İstanbul Asliye Hukuk Mahkemesi, CHP 38. Olağan İstanbul İl Kongresi’nde seçilen başkan ve yönetimin görevden uzaklaştırılmalarına, CHP İstanbul İl Başkanlığına geçici yönetim kurulu atanmasına karar verdi.
Davacı Özlem Erkan, mahkemeye sunduğu şikayet dilekçesinde, 8 Ekim 2023 tarihinde gerçekleştirilen CHP İstanbul İl Başkanlığı İl Kongresi’nin yetkisizlik ve usulsüzlük nedeniyle hükümsüz kaldığını, delegelerin irade fesadı halleri ve suç kapsamlı eylemleri bulunmakta olduğunun tespit edildiğini belirtti.
CHP İSTANBUL İL KONGRESİ YENİDEN YAPILACAK.
Herkesin aklında aynı soru. Sözcü’nün haberine göre, peki şimdi ne olacak?
– Kayyum Gürsel Tekin yönetimindeki kongrede üyeliği düşen 196 delegenin yerine yenileri seçilecek. CHP İstanbul İl Başkanı belirlenecek.
– Karardan CHP’nin ana kurultay davası etkilenecek.
– 15 Eylül’deki ana davada “mutlak butlan” veya “kayyum” kararı çıkarsa 2023’teki kurultay iptal olacak. CHP lideri Özel’in başkanlığı düşecek.
– “Mutlak butlan” kararı çıkarsa önceki Genel Başkan Kemal Kılıçdaroğlu tekrar CHP’nin başına geçecek.
– Kayyum kararı çıkarsa büyük olasılıkla CHP’li bir “ağabey siyasetçi” partinin başına geçecek.
– Her iki durumda da CHP olağanüstü kurultaya gidip yeni yönetimini seçecek. Süreç sancılı olacak.

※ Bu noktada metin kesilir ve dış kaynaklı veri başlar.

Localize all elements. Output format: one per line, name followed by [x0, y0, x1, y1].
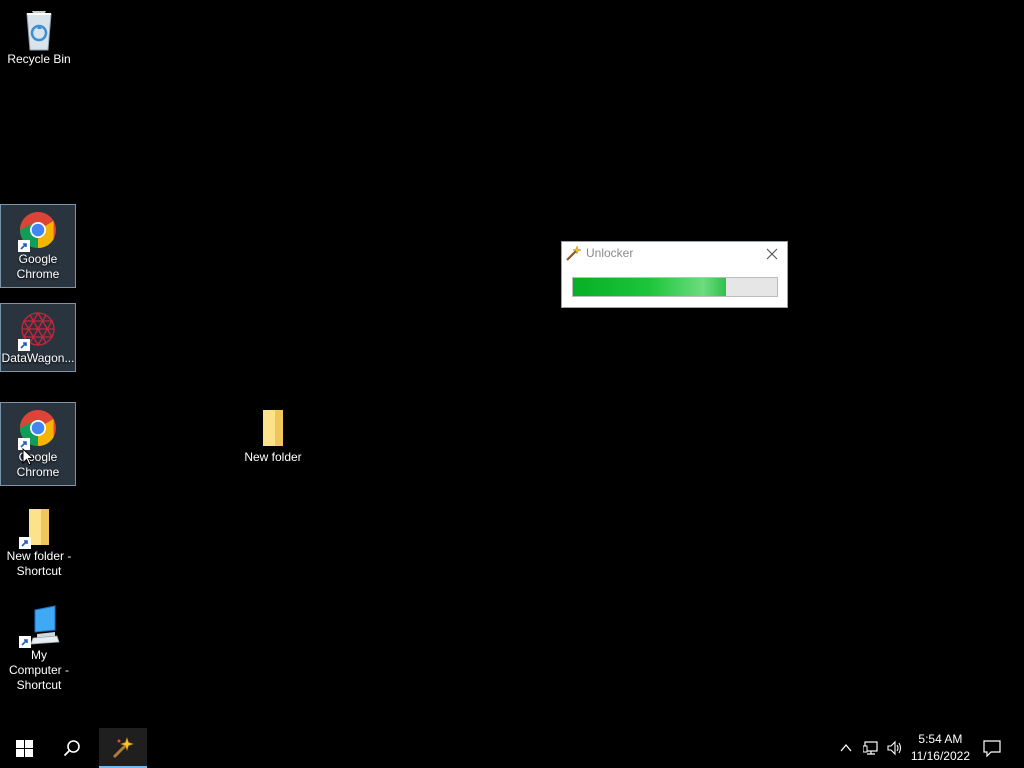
datawagon-icon [14, 307, 62, 351]
desktop-icon-label: New folder - Shortcut [6, 549, 72, 578]
chevron-up-icon[interactable] [838, 740, 854, 756]
unlocker-dialog: Unlocker [561, 241, 788, 308]
volume-icon[interactable] [886, 740, 902, 756]
mouse-cursor-icon [22, 448, 34, 466]
unlocker-wand-icon [566, 245, 582, 261]
unlocker-icon [112, 737, 134, 759]
start-button[interactable] [0, 728, 48, 768]
close-button[interactable] [759, 244, 785, 264]
desktop-icon-my-computer-shortcut[interactable]: My Computer - Shortcut [1, 601, 77, 693]
desktop-icon-new-folder[interactable]: New folder [235, 403, 311, 465]
progress-bar [572, 277, 778, 297]
desktop-icon-google-chrome[interactable]: Google Chrome [0, 204, 76, 288]
action-center-button[interactable] [980, 728, 1004, 768]
shortcut-arrow-icon [19, 636, 31, 648]
desktop-icon-new-folder-shortcut[interactable]: New folder - Shortcut [1, 502, 77, 579]
taskbar: 5:54 AM 11/16/2022 [0, 728, 1024, 768]
chrome-icon [14, 406, 62, 450]
notification-icon [983, 740, 1001, 757]
dialog-title: Unlocker [586, 246, 634, 260]
shortcut-arrow-icon [18, 339, 30, 351]
dialog-titlebar[interactable]: Unlocker [562, 242, 787, 266]
windows-start-icon [15, 739, 33, 757]
close-icon [766, 248, 778, 260]
folder-icon [249, 406, 297, 450]
desktop-icon-label: My Computer - Shortcut [8, 648, 70, 692]
desktop-icon-label: Google Chrome [16, 252, 60, 281]
clock-date: 11/16/2022 [910, 749, 970, 763]
desktop-icon-label: DataWagon... [1, 351, 75, 365]
chrome-icon [14, 208, 62, 252]
recycle-bin-icon [15, 8, 63, 52]
desktop-icon-label: Recycle Bin [7, 52, 71, 66]
folder-icon [15, 505, 63, 549]
desktop-icon-label: New folder [244, 450, 302, 464]
shortcut-arrow-icon [18, 240, 30, 252]
desktop-icon-datawagon[interactable]: DataWagon... [0, 303, 76, 372]
taskbar-app-unlocker[interactable] [99, 728, 147, 768]
search-button[interactable] [48, 728, 96, 768]
computer-icon [15, 604, 63, 648]
progress-fill [573, 278, 726, 296]
desktop-icon-recycle-bin[interactable]: Recycle Bin [1, 5, 77, 67]
system-clock[interactable]: 5:54 AM 11/16/2022 [911, 731, 970, 765]
desktop-icon-google-chrome[interactable]: Google Chrome [0, 402, 76, 486]
desktop: Recycle Bin Google Chrome DataWagon... G… [0, 0, 1024, 728]
shortcut-arrow-icon [19, 537, 31, 549]
network-icon[interactable] [863, 740, 879, 756]
search-icon [63, 740, 80, 757]
desktop-icon-label: Google Chrome [16, 450, 60, 479]
clock-time: 5:54 AM [918, 732, 963, 746]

CHP’NİN AVUKATI YANITLADI: İSTANBUL KARARI KURULTAY DAVASINI ETKİLER Mİ
İstanbul’dan çıkan bu kararın 15 Eylül’de görülecek CHP’nin 38. Olağan Kurultayı’nın iptaline ilişkin açılan davada çıkacak kararı etkileyip etkilemeyeceğine yönelik tartışmalar başlarken, CHP’nin avukatı Çağlar Çağlayan, konuyla ilgili açıklama yaptı.
Nefes gazetesine konuşan Çağlayan, şunları söyledi:
“Hukuken doğrudan etkilemez. Davanın reddine engel bir durum yok. Hukuk mantığı bakımından da etkilemez. ‘Buradan böyle bir karar çıktıysa, diğer davada da tedbir verilmesi lazım’ diye hukuki bir durum yok. İstanbul’dan böyle bir karar çıkınca siyasallaşmış yargının ne karar vereceği onların hukuk bilgisine ve vicdanına kalmış ancak ülkede hukuk kırıntısı varsa Ankara’daki davadan böyle bir karar çıkamaz.”
“TEDBİR 9 DAVADA REDDEDİLDİ, BU 10’UNCU DAVA”
Çağlayan, mahkemenin tedbir kararını şöyle değerlendirdi:
“Hukuk muhakemeleri kanununda tedbirin hangi şartlarda neden verileceğine ilişkin uzun uzun tarifler var. Yüzlerce Yargıtay kararı var. ‘Davanın sonunda çözülecek konu ile ilgili tedbir verilemez’ diyor.
Bu 6,5 ayda, kurultayın ve İstanbul İl Kongresinin iptali için tedbir istemli dokuz tane dava açılmıştı. Dokuzunda da tedbir reddedildi. Bu 10’uncu dava. Dokuz davada reddedilmiş bir tedbir, şimdi hiçbir gerekçe olmadan kabul edildi.
Hakim, delilerin değerlendirilmesinden yeterli delil olduğu sonucuna varmış ama hangi delili yeterli gördüğünü tarif etmemiş. Bu davaya karar verebilmesi için davayı açanın haklı olması lazım. Haklı olduğunu ortaya koyacak bir gerekçe koymamış. Davanın sonucunda istenen şeyi tedbirle vermiş oldu hakim. Bu saatten sonra davanın devamının bir anlamı yok.
“OPERASYONEL BİR KARAR”
Bir siyasi partinin kongre sürecini, siyasi işlevini durduruyor. Bunu diyen mahkemeye, yargı mercileri ‘dur’ demezse, yarın öbür gün muhalif siyasi partinin cumhurbaşkanı aleyhine konuşmaması yönünde de karar verebilir. Bu ülkede bunlar da olmuştu. Bu yönde abuk sabuk kararlar çıkmasının önünü açacak bir karar doğmuş oldu. Hukukta tedbir diye tarif edilen şeyin şartları olmadan operasyonel bir karar vermişler.”